Funding is also committed to allowing SISTAQUIT (Supporting Indigenous Smokers to Assist Quitting) to expand its free, online training in quit smoking methods to all Australian health services catering to Indigenous women during pregnancy.

Health minister Greg Hunt said the projects would help women across the globe and here at home.

“Cervical cancer is highly preventable but, according to the World Health Organisation, poor access to prevention, screening and treatment contributes to 90 per cent of cervical cancer-related deaths,” said Mr Hunt.

“These projects will support improved health outcomes here and across our region, helping to both save lives and protect lives.”
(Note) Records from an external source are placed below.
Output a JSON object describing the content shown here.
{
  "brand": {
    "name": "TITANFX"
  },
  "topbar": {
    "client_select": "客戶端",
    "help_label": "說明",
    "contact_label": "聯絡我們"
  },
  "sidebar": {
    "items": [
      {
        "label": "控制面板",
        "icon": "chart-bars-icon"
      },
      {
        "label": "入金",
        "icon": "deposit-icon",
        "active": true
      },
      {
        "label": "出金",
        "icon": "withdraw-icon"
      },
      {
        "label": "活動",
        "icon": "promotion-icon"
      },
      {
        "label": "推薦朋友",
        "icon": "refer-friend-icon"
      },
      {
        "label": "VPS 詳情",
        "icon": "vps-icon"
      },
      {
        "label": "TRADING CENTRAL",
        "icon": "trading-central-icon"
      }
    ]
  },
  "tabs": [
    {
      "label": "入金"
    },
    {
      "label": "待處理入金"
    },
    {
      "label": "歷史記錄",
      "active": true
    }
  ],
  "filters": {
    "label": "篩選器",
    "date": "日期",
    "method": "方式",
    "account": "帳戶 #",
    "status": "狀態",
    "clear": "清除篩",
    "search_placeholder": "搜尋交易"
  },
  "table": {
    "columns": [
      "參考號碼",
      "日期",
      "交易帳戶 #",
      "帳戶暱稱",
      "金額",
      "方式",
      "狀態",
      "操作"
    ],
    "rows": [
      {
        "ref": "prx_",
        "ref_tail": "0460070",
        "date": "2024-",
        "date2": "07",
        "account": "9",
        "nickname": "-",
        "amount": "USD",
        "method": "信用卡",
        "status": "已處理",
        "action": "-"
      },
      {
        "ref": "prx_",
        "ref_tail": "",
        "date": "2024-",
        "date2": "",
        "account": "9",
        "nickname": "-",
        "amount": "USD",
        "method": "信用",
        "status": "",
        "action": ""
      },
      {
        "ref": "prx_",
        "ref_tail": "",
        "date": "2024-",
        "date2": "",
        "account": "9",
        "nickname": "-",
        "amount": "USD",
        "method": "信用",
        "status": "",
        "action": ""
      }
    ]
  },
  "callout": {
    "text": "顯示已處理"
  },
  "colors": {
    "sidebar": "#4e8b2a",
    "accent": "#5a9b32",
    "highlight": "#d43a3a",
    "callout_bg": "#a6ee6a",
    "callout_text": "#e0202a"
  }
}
Australia, through the NHMRC, is a founding member of the GACD, the first international collaboration of major research funding agencies that specifically addresses chronic non-communicable diseases in low- and middle-income countries (LMICs) and in vulnerable communities in high-income countries (HICs).

NHMRC CEO Professor Anne Kelso, who is a member of the GACD Strategy Board and past chair, said its participation in the GACD provided an opportunity for Australian researchers to help reduce the burden of chronic diseases in vulnerable communities around the world.

“By working with other international funding agencies through the GACD, we can amplify our impact on non-communicable diseases in the communities that are most affected and have least access to the advances of modern medicine,” said Professor Kelso.

“This is more important than ever today as chronic diseases can increase the risk of severe illness from COVID-19.”